Online Convex Optimization Against Adversaries with Memory and Application to Statistical Arbitrage

TL;DR

This paper extends online learning with memory to the broader online convex optimization framework, proposing algorithms with optimal regret bounds and applying them to financial statistical arbitrage.

Contribution

It introduces two algorithms for online convex optimization with memory, achieving optimal regret bounds for convex and strongly convex losses, including non-Lipschitz cases.

Findings

Algorithms attain optimal regret bounds for convex and strongly convex losses.

Application to statistical arbitrage demonstrates practical effectiveness.

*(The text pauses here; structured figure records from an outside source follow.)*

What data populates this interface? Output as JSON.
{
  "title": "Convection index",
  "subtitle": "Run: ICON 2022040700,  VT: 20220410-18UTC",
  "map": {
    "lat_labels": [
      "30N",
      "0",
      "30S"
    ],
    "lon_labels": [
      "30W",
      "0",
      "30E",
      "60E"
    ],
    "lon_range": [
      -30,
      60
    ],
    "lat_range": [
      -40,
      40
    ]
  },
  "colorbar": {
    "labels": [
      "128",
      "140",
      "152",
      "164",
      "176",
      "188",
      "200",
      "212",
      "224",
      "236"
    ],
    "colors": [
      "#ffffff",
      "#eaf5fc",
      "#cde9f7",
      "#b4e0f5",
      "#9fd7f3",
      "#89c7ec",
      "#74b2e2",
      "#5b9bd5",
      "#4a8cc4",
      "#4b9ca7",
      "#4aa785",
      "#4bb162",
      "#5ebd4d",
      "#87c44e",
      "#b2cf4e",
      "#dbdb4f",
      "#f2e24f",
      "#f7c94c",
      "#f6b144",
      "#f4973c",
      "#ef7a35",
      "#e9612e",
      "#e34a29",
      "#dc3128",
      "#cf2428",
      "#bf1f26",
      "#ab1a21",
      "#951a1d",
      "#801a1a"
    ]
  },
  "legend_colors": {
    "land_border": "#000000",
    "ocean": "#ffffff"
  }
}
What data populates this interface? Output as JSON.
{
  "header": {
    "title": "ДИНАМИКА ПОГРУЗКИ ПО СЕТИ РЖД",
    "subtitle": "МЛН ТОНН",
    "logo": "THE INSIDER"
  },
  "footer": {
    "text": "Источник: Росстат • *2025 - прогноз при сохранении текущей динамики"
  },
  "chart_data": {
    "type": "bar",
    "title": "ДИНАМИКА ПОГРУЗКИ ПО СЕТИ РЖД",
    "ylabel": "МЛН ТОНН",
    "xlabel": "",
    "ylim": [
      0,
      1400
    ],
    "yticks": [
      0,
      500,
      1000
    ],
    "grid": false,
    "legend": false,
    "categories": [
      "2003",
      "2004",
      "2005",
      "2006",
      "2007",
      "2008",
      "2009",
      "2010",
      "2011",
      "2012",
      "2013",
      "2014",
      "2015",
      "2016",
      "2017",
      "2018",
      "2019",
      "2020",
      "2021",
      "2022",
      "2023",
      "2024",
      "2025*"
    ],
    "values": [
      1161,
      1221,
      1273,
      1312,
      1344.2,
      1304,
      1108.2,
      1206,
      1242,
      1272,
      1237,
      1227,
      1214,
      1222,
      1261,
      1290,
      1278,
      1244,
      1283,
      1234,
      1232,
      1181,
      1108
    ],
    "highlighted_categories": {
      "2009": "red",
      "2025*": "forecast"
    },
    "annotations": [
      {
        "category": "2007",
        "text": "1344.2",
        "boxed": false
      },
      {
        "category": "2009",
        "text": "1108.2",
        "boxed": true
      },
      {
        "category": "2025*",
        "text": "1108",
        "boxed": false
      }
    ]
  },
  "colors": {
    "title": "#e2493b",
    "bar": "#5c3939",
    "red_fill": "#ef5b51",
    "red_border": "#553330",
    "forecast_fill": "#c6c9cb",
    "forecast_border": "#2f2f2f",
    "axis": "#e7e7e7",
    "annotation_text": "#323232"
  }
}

Extended framework captures temporal constraints in online learning.

Abstract

The framework of online learning with memory naturally captures learning problems with temporal constraints, and was previously studied for the experts setting. In this work we extend the notion of learning with memory to the general Online Convex Optimization (OCO) framework, and present two algorithms that attain low regret. The first algorithm applies to Lipschitz continuous loss functions, obtaining optimal regret bounds for both convex and strongly convex losses. The second algorithm attains the optimal regret bounds and applies more broadly to convex losses without requiring Lipschitz continuity, yet is more complicated to implement. We complement our theoretic results with an application to statistical arbitrage in finance: we devise algorithms for constructing mean-reverting portfolios.